It was my second week of my seventh semester. It was Friday, and I had language assessment class at 07.30. There‘s one strict rule that must be obeyed: come on time, and I’d just arrived at 07.45 which made me successfully late. The sad thing is I was assumed absent, but I still had a good reason to enter the class: that lesson.
When I entered the class, my teacher was had just instructed his students to make a schedule which later on will be used for pairing the student with same free time to discuss about something related to the lesson. Of course, it’s not real, it was like a simulation, but I thought the way my teacher divided a group is unique, and perhaps I should try to emulate his way if one day I were a lecturer.
After every student got partner to discuss, the very first thing to do was read each partner’s journal, and commented each other by giving suggestions. After finishing comment one another’s journal, then my teacher discussed what has learned in the previous week.
If in the first meeting I learned about the concept of language assessment and kinds of assessment, then second meeting I learned about test qualities. There’s a term given to those qualities called validity. What I understand about validity is it reflects the quality of test which shows whether the test is suitable with the lessons have been taught the whole time or not. In short, the test must examine what must be examined. Furthermore, the test must reflect one’s real ability or proficiency has achieved.
My teacher told the whole class that validity consists of 3C: construct, content, and criterion. The first one, construct validity measures hidden knowledge and ability, for example: reading skill. We are able to know singer’s skill by hearing their voice, and then we know whether their voice is bad or good. However, we cannot directly know the extent of reading skill of person because it tends to be invisible.
The second, content validity, a test quality which guarantees that a test is suitable with the content. It means that content validity of certain test can be called good if the test examines what’s should be examined. In schooling context, the test must be suitable with curriculum, syllabus, or lessons in class room meanwhile outside schooling context is vice versa. TOEFL, IELTS, and painting competition are example of outside schooling context of content validity.

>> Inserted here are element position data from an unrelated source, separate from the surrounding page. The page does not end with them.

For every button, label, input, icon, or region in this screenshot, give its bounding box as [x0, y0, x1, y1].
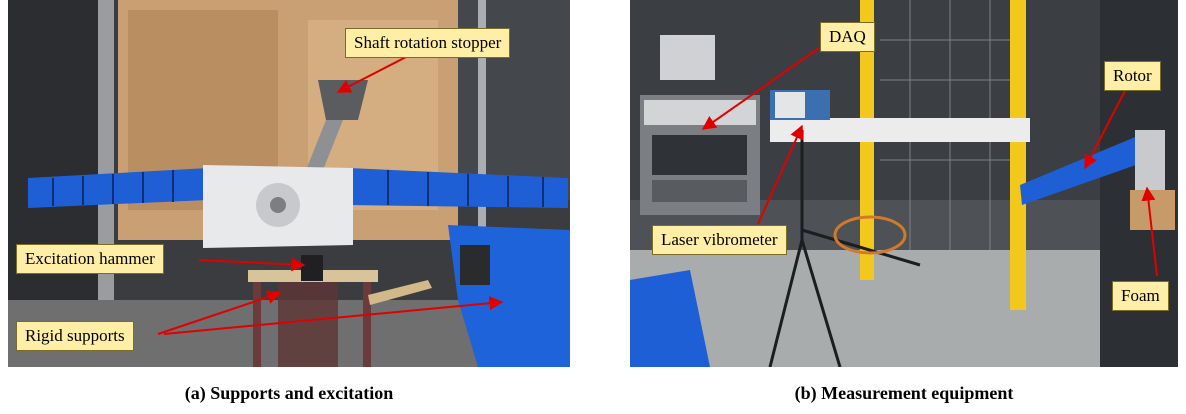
- label-hammer: Excitation hammer: [16, 244, 164, 274]
- label-rotor: Rotor: [1104, 61, 1161, 91]
- label-foam: Foam: [1112, 281, 1169, 311]
- caption-supports: (a) Supports and excitation: [184, 383, 394, 403]
- measurement-photo: [630, 0, 1178, 367]
- arrow-foam: [1141, 186, 1158, 277]
- label-shaft-stopper: Shaft rotation stopper: [345, 28, 511, 58]
- photo-panel-measurement: DAQ Rotor Laser vibrometer Foam: [630, 0, 1178, 367]
- arrow-shaft-stopper: [336, 55, 409, 93]
- label-supports: Rigid supports: [16, 321, 134, 351]
- label-laser-vibrometer: Laser vibrometer: [652, 225, 787, 255]
- label-daq: DAQ: [820, 22, 875, 52]
- arrow-supports-1: [157, 290, 282, 335]
- arrow-rotor: [1084, 84, 1129, 170]
- photo-panel-supports: Shaft rotation stopper Excitation hammer…: [8, 0, 570, 367]
- annotation-arrows-measurement: [701, 45, 1158, 277]
- arrow-daq: [701, 45, 823, 130]
- caption-measurement: (b) Measurement equipment: [794, 383, 1014, 403]
- annotation-arrows-supports: [157, 55, 504, 335]
- arrow-supports-2: [163, 296, 504, 335]
- arrow-laser: [757, 124, 804, 225]
- supports-photo: [8, 0, 570, 367]
- arrow-hammer: [198, 257, 306, 272]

The third which is the last, there is criterion-related validity, in accordance to its name, it measures a degree of person according to a criteria. A student can be given ‘A’ by his professor due to particular standards, such as: ‘A’ is given when the result is best of the best, ‘B’ means ‘Good’, ‘C’ means ‘enough’, and so on. This also applied to competition which commonly measure the participant’s skills according to certain criteria. Criterion-related validity consists of concurrent validity. The quality is seen by comparing some of the test results of student. For example: a student got an ‘A’ in every quiz and mid test, but then unexpectedly got ‘C’ in final test. The question is “what is the cause of ‘C’?” is it caused by the student itself, or the test which has bad quality, thus the student fails to get the test? There is also predictive validity which can predict a person’s future performance. It commonly used in IELTS, TOEFL, TOEIC, or any similar test to know the degree of person’s language proficiency. For example: Score 6 in IELTS is considered as a standard to a person to study abroad, so if I get 7 of IELTS score, then I know that I have adequate ability to continue my study in UK.
So, that’s all I got in language assessment that day, it was important to know quality of test because a good test will reflect a good result. Otherwise, bad test can affect the result of the test, and it can be predicted that the result also will be bad.